Fountain is a Ph.D. candidate in the Department of History at IU. He created an interactive map with data he collected on the history of Latino urban riots. The map provides users with newspaper clippings, photographs and information about riots from 1966 to the present.
“I used the term ‘riot’ because ‘riot’ indicated anarchy and chaos,” Fountain said at the beginning of his presentation.
Fountain said he created the map because he wanted to find the historical context for Latino urban riots. He said the context is necessary because many people deny the existence of any even though he believes differently.
He said he found 114 incidents, most in Puerto Rican communities. The project took several months to compile and complete.
The first event that Fountain cited in his presentation was the 1966 Division Street Riots that took place in Chicago. According to Fountain’s presentation the riots were a surprise to many.
“Chicago treated Puerto Ricans as model minorities,” Fountain said.
This notion of being a model minority was persistent across the United States and caused a lot of unrest among Puerto Rican communities, he said.
After many Puerto Rican riots the perceptions surrounding them as a minority have changed, he said. Prior to the riots in the 1970’s, Puerto Ricans were considered a model minority, whereas after they were seen as being no different from African-Americans at the time, Fountain said.
“What you see throughout these riots are feelings of invisibility,” Fountain said in his presentation.

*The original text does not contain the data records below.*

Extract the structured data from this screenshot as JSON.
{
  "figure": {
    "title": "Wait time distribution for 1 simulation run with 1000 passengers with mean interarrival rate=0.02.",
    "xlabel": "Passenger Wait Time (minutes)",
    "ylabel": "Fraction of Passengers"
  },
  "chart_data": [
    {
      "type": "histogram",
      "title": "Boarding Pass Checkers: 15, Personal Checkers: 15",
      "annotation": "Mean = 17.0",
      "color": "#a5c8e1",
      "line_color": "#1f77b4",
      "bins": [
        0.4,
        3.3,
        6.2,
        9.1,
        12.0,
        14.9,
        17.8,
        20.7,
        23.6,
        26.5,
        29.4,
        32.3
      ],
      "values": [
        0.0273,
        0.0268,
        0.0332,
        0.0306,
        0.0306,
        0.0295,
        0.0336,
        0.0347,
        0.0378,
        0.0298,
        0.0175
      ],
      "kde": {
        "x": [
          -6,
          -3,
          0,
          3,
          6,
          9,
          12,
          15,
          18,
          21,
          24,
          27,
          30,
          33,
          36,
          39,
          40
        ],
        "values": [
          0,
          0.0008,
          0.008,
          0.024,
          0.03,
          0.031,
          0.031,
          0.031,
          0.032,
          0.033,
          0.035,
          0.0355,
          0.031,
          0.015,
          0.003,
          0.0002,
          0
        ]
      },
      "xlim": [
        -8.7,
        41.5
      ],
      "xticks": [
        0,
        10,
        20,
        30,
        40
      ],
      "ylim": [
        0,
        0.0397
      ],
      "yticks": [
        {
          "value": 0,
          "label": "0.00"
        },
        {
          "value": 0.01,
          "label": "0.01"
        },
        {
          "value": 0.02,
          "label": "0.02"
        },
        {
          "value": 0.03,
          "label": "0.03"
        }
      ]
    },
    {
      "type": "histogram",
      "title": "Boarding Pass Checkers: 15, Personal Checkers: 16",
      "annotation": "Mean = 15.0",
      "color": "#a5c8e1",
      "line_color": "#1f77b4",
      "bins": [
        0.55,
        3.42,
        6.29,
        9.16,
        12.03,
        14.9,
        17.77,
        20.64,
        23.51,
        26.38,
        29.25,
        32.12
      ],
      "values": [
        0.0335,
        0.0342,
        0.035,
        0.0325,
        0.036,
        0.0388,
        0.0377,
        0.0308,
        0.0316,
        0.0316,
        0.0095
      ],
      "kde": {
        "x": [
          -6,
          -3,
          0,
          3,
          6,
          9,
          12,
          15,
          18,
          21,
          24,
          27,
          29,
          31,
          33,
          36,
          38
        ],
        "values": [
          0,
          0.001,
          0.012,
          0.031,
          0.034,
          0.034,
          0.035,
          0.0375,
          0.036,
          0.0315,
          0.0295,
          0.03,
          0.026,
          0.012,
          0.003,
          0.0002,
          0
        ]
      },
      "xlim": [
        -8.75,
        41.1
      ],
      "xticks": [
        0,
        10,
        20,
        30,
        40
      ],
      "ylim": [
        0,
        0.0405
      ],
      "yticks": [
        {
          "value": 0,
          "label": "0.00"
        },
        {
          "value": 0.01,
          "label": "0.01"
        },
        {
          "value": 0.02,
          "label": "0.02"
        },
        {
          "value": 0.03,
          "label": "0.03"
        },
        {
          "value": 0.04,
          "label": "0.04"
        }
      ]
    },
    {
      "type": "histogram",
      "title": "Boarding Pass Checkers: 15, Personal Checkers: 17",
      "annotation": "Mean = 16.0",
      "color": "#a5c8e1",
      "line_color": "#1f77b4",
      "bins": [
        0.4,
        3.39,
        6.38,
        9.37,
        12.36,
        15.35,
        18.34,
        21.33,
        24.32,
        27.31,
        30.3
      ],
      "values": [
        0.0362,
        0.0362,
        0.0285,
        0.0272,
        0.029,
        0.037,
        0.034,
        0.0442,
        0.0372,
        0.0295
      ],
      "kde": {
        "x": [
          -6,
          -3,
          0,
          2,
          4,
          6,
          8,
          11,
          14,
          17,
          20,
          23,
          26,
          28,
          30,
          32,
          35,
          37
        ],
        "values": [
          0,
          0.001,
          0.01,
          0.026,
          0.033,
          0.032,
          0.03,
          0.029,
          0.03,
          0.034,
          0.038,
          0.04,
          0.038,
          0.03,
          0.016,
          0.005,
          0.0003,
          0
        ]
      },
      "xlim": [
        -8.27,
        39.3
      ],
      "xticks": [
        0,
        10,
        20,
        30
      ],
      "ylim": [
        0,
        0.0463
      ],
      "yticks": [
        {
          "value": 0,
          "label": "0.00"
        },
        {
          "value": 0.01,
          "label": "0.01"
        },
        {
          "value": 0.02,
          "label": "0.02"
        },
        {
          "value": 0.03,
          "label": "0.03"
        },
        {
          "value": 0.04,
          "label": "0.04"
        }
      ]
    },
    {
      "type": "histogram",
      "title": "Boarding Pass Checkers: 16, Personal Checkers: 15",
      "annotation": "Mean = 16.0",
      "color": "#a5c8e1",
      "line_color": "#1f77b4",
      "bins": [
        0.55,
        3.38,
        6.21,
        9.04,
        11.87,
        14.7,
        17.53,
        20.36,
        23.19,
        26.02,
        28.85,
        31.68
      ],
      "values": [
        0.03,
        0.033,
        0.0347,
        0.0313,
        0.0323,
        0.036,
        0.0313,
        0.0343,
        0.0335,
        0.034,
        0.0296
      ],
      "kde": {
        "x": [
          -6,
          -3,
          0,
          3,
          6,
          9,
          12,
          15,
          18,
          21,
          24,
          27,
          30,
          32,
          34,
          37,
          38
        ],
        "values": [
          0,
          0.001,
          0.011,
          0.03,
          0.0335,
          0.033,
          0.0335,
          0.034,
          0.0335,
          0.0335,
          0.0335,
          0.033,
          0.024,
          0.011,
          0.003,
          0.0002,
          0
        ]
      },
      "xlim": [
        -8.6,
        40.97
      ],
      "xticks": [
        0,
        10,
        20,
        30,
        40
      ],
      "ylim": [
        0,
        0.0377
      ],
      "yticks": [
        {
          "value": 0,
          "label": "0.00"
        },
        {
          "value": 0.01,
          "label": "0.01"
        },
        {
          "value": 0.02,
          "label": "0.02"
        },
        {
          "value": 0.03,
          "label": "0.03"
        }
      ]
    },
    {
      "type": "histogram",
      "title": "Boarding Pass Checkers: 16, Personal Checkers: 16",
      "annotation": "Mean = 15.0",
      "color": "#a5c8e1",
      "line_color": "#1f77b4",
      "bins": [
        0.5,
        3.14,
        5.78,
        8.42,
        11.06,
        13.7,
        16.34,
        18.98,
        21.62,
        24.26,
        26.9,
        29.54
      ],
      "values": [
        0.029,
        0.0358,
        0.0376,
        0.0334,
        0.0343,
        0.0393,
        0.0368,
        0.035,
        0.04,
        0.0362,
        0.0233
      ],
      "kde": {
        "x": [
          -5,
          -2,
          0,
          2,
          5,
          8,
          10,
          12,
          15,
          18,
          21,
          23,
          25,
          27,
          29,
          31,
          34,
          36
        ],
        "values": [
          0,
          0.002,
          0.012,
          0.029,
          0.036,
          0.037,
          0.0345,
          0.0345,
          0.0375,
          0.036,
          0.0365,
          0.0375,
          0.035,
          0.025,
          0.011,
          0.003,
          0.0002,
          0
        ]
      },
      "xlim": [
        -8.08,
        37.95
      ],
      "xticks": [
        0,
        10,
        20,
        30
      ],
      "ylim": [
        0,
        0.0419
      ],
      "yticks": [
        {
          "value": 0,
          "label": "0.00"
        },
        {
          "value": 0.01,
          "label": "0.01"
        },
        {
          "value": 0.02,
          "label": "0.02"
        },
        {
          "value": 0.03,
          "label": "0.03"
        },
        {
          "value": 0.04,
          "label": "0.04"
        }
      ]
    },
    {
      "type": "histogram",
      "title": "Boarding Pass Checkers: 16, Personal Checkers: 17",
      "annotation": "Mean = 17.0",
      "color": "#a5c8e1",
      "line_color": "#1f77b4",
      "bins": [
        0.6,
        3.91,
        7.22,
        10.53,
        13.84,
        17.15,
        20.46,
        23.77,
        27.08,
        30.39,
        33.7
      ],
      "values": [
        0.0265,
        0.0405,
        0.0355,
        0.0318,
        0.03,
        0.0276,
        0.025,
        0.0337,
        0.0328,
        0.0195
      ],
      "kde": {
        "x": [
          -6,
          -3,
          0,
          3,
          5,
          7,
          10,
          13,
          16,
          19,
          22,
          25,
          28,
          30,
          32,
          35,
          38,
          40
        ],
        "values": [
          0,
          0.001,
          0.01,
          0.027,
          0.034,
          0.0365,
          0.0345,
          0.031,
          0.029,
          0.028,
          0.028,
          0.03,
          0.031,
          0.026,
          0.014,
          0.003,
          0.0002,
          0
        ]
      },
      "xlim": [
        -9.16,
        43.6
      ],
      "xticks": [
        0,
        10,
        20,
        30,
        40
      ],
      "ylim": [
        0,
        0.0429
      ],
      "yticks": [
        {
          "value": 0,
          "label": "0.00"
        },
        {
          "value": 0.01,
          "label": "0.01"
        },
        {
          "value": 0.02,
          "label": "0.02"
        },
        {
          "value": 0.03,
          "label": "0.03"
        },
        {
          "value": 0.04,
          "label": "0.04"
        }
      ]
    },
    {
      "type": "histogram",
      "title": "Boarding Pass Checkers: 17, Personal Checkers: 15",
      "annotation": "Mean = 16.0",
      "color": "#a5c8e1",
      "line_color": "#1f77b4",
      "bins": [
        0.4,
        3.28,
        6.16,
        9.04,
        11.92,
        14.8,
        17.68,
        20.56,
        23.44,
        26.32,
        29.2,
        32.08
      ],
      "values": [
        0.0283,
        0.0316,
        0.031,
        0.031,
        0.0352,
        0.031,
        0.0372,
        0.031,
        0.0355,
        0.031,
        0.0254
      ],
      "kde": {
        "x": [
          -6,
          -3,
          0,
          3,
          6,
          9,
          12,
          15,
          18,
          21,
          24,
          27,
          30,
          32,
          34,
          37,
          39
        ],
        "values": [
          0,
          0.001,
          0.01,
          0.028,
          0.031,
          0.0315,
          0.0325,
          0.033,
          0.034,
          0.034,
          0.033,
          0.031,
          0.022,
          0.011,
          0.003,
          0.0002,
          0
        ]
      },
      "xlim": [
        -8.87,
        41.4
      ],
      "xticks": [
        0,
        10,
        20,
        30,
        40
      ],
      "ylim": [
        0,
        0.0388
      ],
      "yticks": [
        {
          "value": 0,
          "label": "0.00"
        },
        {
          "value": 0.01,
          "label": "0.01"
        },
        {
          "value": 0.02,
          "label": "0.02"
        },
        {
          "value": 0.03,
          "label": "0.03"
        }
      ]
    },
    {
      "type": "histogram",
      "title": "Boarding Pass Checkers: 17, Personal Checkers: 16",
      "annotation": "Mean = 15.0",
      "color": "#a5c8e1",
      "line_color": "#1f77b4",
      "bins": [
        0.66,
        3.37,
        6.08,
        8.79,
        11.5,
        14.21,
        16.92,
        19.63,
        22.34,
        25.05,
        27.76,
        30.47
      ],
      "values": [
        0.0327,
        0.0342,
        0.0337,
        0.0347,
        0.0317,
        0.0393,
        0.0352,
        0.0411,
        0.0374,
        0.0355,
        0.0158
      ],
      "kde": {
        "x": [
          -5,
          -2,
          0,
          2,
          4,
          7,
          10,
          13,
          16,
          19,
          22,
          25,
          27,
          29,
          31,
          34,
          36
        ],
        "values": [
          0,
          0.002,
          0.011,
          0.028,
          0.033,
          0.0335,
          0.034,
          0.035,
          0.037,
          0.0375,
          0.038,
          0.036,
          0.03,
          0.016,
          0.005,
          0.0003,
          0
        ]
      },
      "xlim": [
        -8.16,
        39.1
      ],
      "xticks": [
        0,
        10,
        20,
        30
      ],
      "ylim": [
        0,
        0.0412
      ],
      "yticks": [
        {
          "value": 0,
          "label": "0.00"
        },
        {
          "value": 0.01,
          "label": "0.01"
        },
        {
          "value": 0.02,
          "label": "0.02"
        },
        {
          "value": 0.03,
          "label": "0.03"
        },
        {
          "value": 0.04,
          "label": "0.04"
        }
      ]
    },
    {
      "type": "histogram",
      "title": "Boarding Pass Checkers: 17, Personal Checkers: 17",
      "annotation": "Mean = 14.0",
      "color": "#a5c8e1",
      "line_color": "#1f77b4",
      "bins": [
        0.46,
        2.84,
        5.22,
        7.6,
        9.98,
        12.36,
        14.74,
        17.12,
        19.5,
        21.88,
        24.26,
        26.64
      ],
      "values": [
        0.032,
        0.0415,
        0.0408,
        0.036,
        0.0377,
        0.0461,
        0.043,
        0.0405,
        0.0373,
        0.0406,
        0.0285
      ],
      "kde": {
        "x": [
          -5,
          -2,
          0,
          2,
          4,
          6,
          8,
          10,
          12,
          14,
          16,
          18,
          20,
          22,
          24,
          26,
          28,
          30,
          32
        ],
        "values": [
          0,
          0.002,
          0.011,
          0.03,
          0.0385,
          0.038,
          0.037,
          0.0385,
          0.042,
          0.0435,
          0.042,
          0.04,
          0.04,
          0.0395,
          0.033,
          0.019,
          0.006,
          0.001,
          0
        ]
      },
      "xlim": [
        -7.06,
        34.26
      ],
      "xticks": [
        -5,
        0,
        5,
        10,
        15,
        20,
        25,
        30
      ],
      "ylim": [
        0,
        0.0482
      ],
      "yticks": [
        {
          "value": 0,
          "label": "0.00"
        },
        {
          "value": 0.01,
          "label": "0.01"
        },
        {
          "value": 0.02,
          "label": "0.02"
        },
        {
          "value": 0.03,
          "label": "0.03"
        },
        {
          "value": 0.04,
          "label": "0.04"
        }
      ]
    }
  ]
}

As for the possibilities of riots occurring again Fountain said there have been seven near riots in the United States in the last 10 years. He said there are still areas, like Philadelphia, that are possible places of further unrest due to high rates of poverty.
In the question-and-answer section a student present in the audience asked a question regarding the future of Latino riots under Trump’s presidency.
“If they do happen, they will probably happen very infrequently, but not at the same rate as in the ’70s,” Fountain responded.
Graduate student Jasmin McCray sat in on Fountain’s presentation for a class and said she wanted to expand her base of knowledge on Latino history.
“It made me realize that we never really talk about Latino history in class,” McCray said. “I felt like he knew a lot of information, so it was really cool that he was able to remember all those dates and information.”
In a previous version of this story, Fountain was misquoted about his use of the word "riot." The IDS regrets this error.